The problem of reliability is related to the "brain rot tax" (see below). When I am doing my own research, I gain an internal mental map as I go along that allows me to auto-correct wrong things I encounter along the way. With LLM-generated output, it feels like all-or-nothing - either we are able to trust the output 99% or we are not able to trust it at all. Suppose 80% of the report is gold and 20% is dross. We do not have the mental tools to correct the 20% because we don't know which 20% is the dross.

Another way to say a similar thing is to call it a "verification tax". Unless we have strong apriori evidence or experience to trust the output, we will have to either spend effort verifying the reliability of the output or live with a nagging feeling that something could be very wrong somewhere. The effort spent to verify the output could have been better invested in doing the research ourselves instead.

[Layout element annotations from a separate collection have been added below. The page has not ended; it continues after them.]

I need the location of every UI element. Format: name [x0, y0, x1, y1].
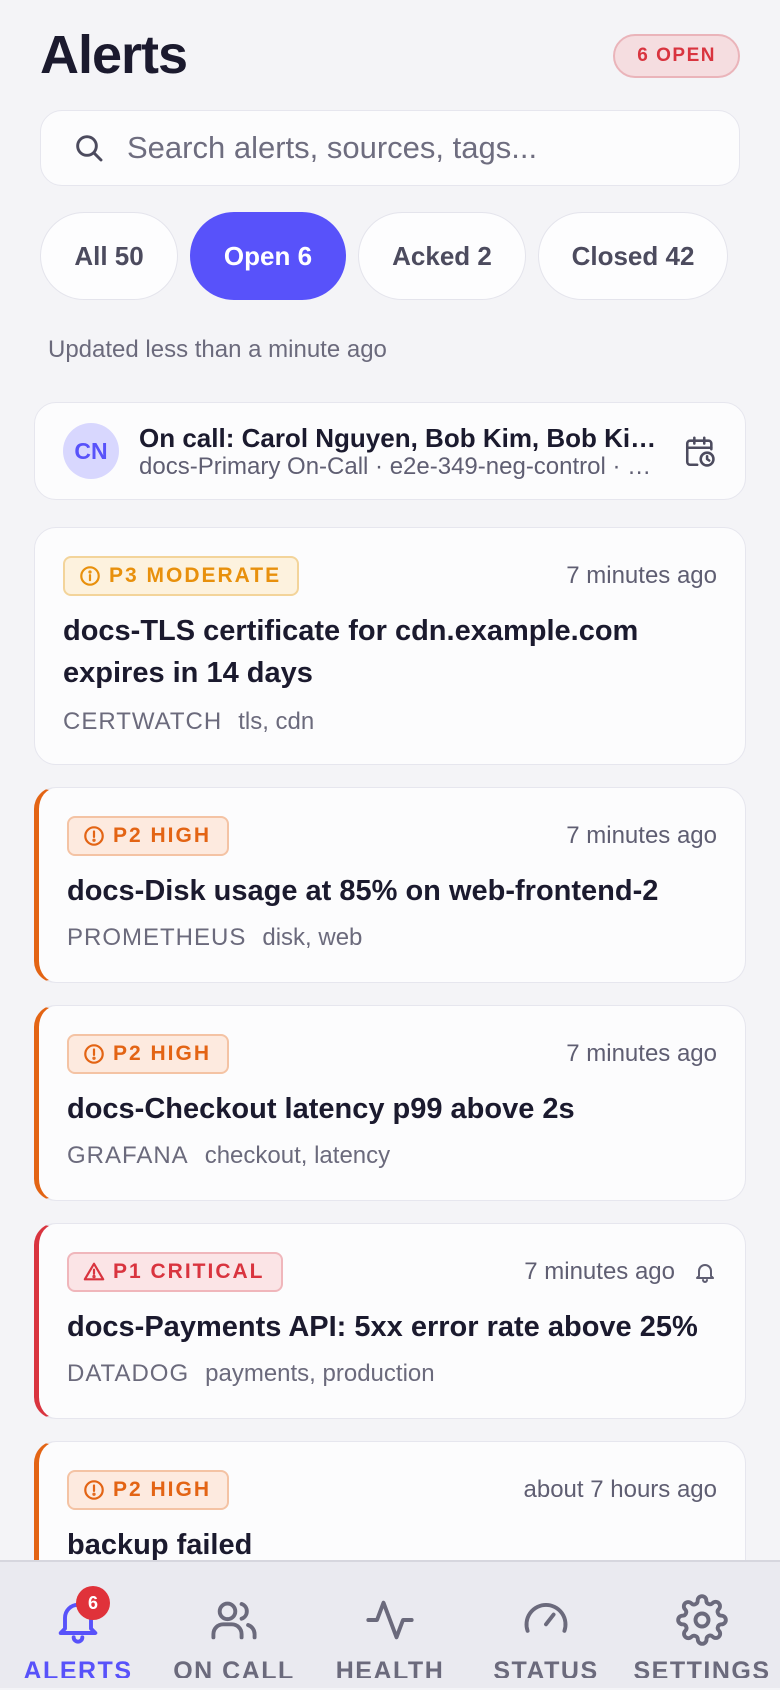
tab-label: ON CALL [173, 1657, 295, 1678]
severity-label: P2 HIGH [113, 1478, 212, 1501]
tab-settings[interactable]: SETTINGS [624, 1562, 780, 1690]
alert-meta: CERTWATCH tls, cdn [63, 708, 314, 736]
bell-icon[interactable] [693, 1260, 717, 1284]
alert-time-text: 7 minutes ago [566, 562, 717, 589]
alert-card[interactable]: P3 MODERATE 7 minutes ago docs-TLS certi… [34, 527, 746, 765]
alert-card[interactable]: P2 HIGH 7 minutes ago docs-Checkout late… [34, 1005, 746, 1201]
severity-label: P1 CRITICAL [113, 1260, 265, 1283]
alert-meta: GRAFANA checkout, latency [67, 1142, 390, 1170]
filter-chip-acked[interactable]: Acked 2 [358, 212, 526, 300]
alert-tags: disk, web [262, 924, 363, 951]
search-bar[interactable] [40, 110, 740, 186]
oncall-card[interactable]: CN On call: Carol Nguyen, Bob Kim, Bob K… [34, 402, 746, 500]
severity-badge: P3 MODERATE [63, 556, 300, 596]
alert-time-text: about 7 hours ago [523, 1476, 718, 1503]
alert-meta: DATADOG payments, production [67, 1360, 435, 1388]
alert-tags: tls, cdn [238, 708, 315, 735]
alert-card[interactable]: P2 HIGH 7 minutes ago docs-Disk usage at… [34, 787, 746, 983]
alert-source: GRAFANA [67, 1142, 189, 1169]
gear-icon [676, 1594, 728, 1646]
alert-time-text: 7 minutes ago [566, 822, 717, 849]
alert-circle-icon [84, 1044, 104, 1064]
severity-label: P2 HIGH [113, 824, 212, 847]
severity-label: P2 HIGH [113, 1042, 212, 1065]
tab-on-call[interactable]: ON CALL [156, 1562, 312, 1690]
oncall-subtitle: docs-Primary On-Call · e2e-349-neg-contr… [139, 453, 659, 480]
oncall-title: On call: Carol Nguyen, Bob Kim, Bob Kim,… [139, 423, 659, 453]
alert-card[interactable]: P1 CRITICAL 7 minutes ago docs-Payments … [34, 1223, 746, 1419]
alert-tags: checkout, latency [204, 1142, 391, 1169]
alert-time: 7 minutes ago [566, 822, 717, 850]
gauge-icon [524, 1603, 568, 1633]
tab-label: SETTINGS [633, 1657, 771, 1678]
alert-time: about 7 hours ago [524, 1476, 718, 1504]
users-icon [211, 1601, 257, 1640]
tab-badge: 6 [76, 1586, 110, 1620]
search-icon [76, 135, 103, 162]
filter-chip-all[interactable]: All 50 [40, 212, 178, 300]
severity-badge: P2 HIGH [67, 1470, 230, 1510]
alert-circle-icon [84, 826, 104, 846]
tab-label: STATUS [493, 1657, 599, 1678]
avatar: CN [63, 423, 119, 479]
header: Alerts 6 OPEN [40, 22, 740, 88]
activity-icon [366, 1600, 414, 1640]
tab-label: ALERTS [23, 1657, 133, 1678]
severity-label: P3 MODERATE [109, 564, 282, 587]
alert-source: CERTWATCH [63, 708, 223, 735]
alert-source: PROMETHEUS [67, 924, 247, 951]
bottom-tab-bar: 6 ALERTS ON CALL HEALTH STATUS SETTINGS [0, 1560, 780, 1688]
info-circle-icon [80, 566, 100, 586]
warning-triangle-icon [83, 1262, 105, 1281]
updated-timestamp: Updated less than a minute ago [48, 336, 387, 363]
alert-time: 7 minutes ago [524, 1258, 717, 1286]
severity-badge: P2 HIGH [67, 1034, 230, 1074]
alert-title: docs-TLS certificate for cdn.example.com… [63, 615, 639, 689]
tab-health[interactable]: HEALTH [312, 1562, 468, 1690]
tab-status[interactable]: STATUS [468, 1562, 624, 1690]
filter-chip-closed[interactable]: Closed 42 [538, 212, 728, 300]
alert-title: docs-Disk usage at 85% on web-frontend-2 [67, 875, 659, 907]
open-count-badge: 6 OPEN [613, 34, 740, 78]
filter-chip-open[interactable]: Open 6 [190, 212, 346, 300]
alert-time-text: 7 minutes ago [524, 1258, 675, 1285]
alert-meta: PROMETHEUS disk, web [67, 924, 362, 952]
search-input[interactable] [125, 129, 689, 167]
tab-label: HEALTH [335, 1657, 445, 1678]
calendar-clock-icon[interactable] [683, 435, 717, 469]
tab-alerts[interactable]: 6 ALERTS [0, 1562, 156, 1690]
alert-time: 7 minutes ago [566, 562, 717, 590]
alert-time: 7 minutes ago [566, 1040, 717, 1068]
alert-time-text: 7 minutes ago [566, 1040, 717, 1067]
alert-tags: payments, production [205, 1360, 435, 1387]
severity-badge: P2 HIGH [67, 816, 230, 856]
alert-source: DATADOG [67, 1360, 190, 1387]
alert-circle-icon [84, 1480, 104, 1500]
alert-title: docs-Checkout latency p99 above 2s [67, 1093, 575, 1125]
alert-title: docs-Payments API: 5xx error rate above … [67, 1311, 698, 1343]
severity-badge: P1 CRITICAL [67, 1252, 283, 1292]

Again, my sense is that the relationship of LLM usefulness to reliability is not linear - meaning that reliability of 79% does not make it doubly useful than reliability of 40%. Instead, I think usefulness is near zero at low levels of reliability, and there is a threshold at which utility shoots up. It then grows exponentially as reliability approaches 100% before tailing off. A system that is 90% reliable is way more useful than 80%, and 95% way more than 90%.

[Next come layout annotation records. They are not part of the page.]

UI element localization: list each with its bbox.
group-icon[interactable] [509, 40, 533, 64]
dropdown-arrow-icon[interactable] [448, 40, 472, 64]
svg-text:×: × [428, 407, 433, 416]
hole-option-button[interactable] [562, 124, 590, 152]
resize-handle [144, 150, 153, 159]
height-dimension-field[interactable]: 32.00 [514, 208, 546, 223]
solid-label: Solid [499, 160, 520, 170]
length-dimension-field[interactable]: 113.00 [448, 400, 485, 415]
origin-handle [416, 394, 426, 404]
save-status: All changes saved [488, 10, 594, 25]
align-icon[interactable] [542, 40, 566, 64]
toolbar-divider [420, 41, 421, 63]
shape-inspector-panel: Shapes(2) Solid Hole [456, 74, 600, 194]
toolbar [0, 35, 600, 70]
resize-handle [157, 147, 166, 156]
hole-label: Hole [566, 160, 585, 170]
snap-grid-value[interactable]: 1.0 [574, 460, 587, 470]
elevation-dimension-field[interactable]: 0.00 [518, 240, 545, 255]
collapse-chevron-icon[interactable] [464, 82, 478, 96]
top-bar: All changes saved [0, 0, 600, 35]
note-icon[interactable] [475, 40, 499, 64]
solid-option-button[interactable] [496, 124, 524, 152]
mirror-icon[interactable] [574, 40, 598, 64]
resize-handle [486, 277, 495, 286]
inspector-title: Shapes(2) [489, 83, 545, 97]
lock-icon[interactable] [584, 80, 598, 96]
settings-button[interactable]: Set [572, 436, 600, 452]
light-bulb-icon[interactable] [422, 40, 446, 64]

There is a chicken and egg problem in that we need to be an expert to design and evaluate an LLM system to have high reliability, but we often need LLM systems in areas that we are not experts. Hence the verification tax is very high for such greenfield areas that are also the most useful.

The "brain rot" tax

Criteria 2 (no brain rot) is somewhat categorically distinct from the others, because it is not so much the tool itself but how we use it that can result in brain rot. However, I think it is worth a mention, because to me it is one of the main factors hindering effective use of AI assistants, especially for knowledge tasks.

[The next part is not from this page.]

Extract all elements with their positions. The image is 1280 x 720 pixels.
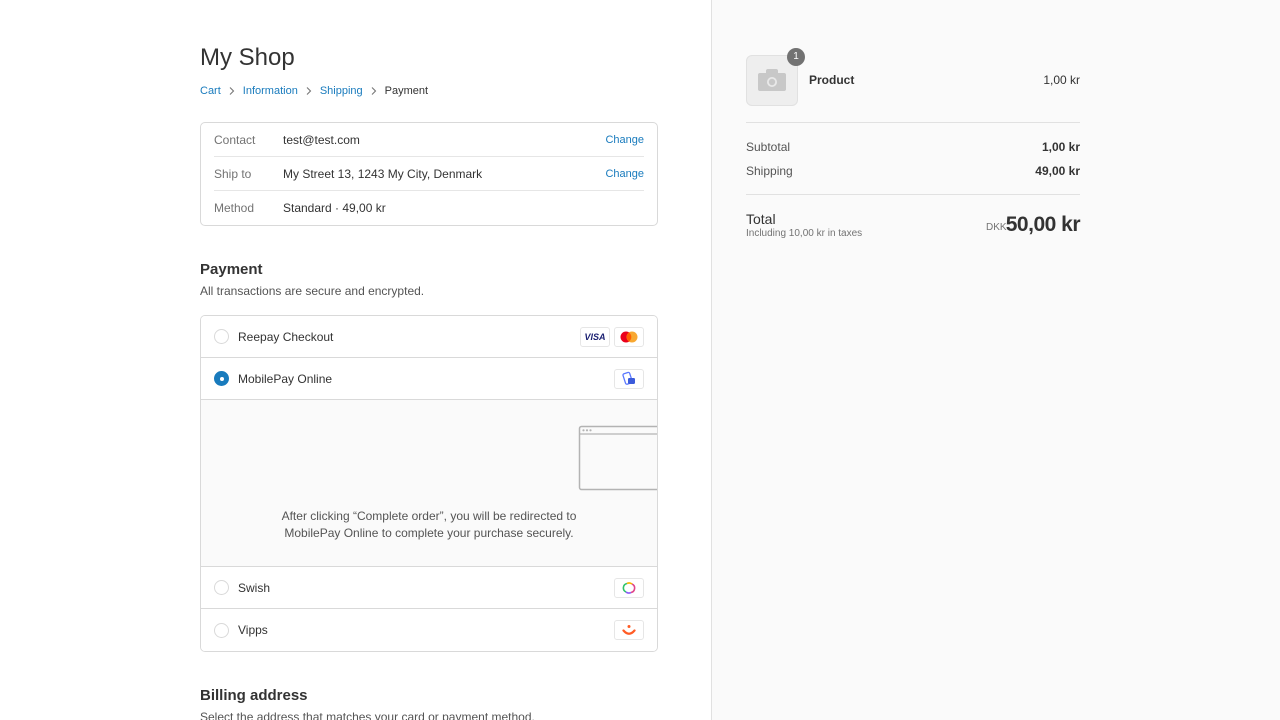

There is a viral post going around about tool-shaped objects that hits on this. The danger is that we often subconsciously equate lots of LLM activity with lots of productive work being done. However, this is only true if the output of the LLM activity is all we need, and the journey of getting there can be safely discarded. In reality, the journey of getting there for many knowledge tasks is just as important, and discarding the journey greatly reduces the value of the whole undertaking.

Take a research task for example. Suppose my goal is to deeply understand a particular subject. I instruct an LLM to generate a deep research report about said subject. The value of the report will not be realized until I start reading and interacting with it, asking questions, probing and trying to align my mental model with what is presented. All these activities are not captured in the report itself - they stem from my own initiative. Thus it is hard to design an AI assistant that will automatically ensure grokking happens without the user being very intentional about how they use the outputs.

Furthermore, it is not obvious apriori what form of interface best facilitates grokking, and it also varies by person and by task per person.

Thus it seems that there is always some brain rot "tax" of trading output against understanding when we use LLMs for knowledge tasks. We either recover the "tax" by separately engaging the material in intentional ways, or absorb the tax and just focus on using the output for whatever downstream purposes. Either way, there is a cognition tax that takes away from the benefits of LLM output, and often it becomes a wash.

There is probably value in designing AI assistant interfaces that explicitly mitigate brain rot through various mechanisms, such as testing the user. But I have not seen much of this yet. My own code-stories is a small attempt to find ways of encouraging user understanding of LLM material.

Conclusion

There is no clear way forward currently. My sense is that we have to be intentional in designing specific sub-agents for each task that we want the AI assistant to do, and think carefully about the input / output medium to give us confidence that it is (1) reliable and also discourage (2) brain rot. The openclaw agent is more of an orchestrator to glue things together, but the default chat interface is not ideal for many high value tasks.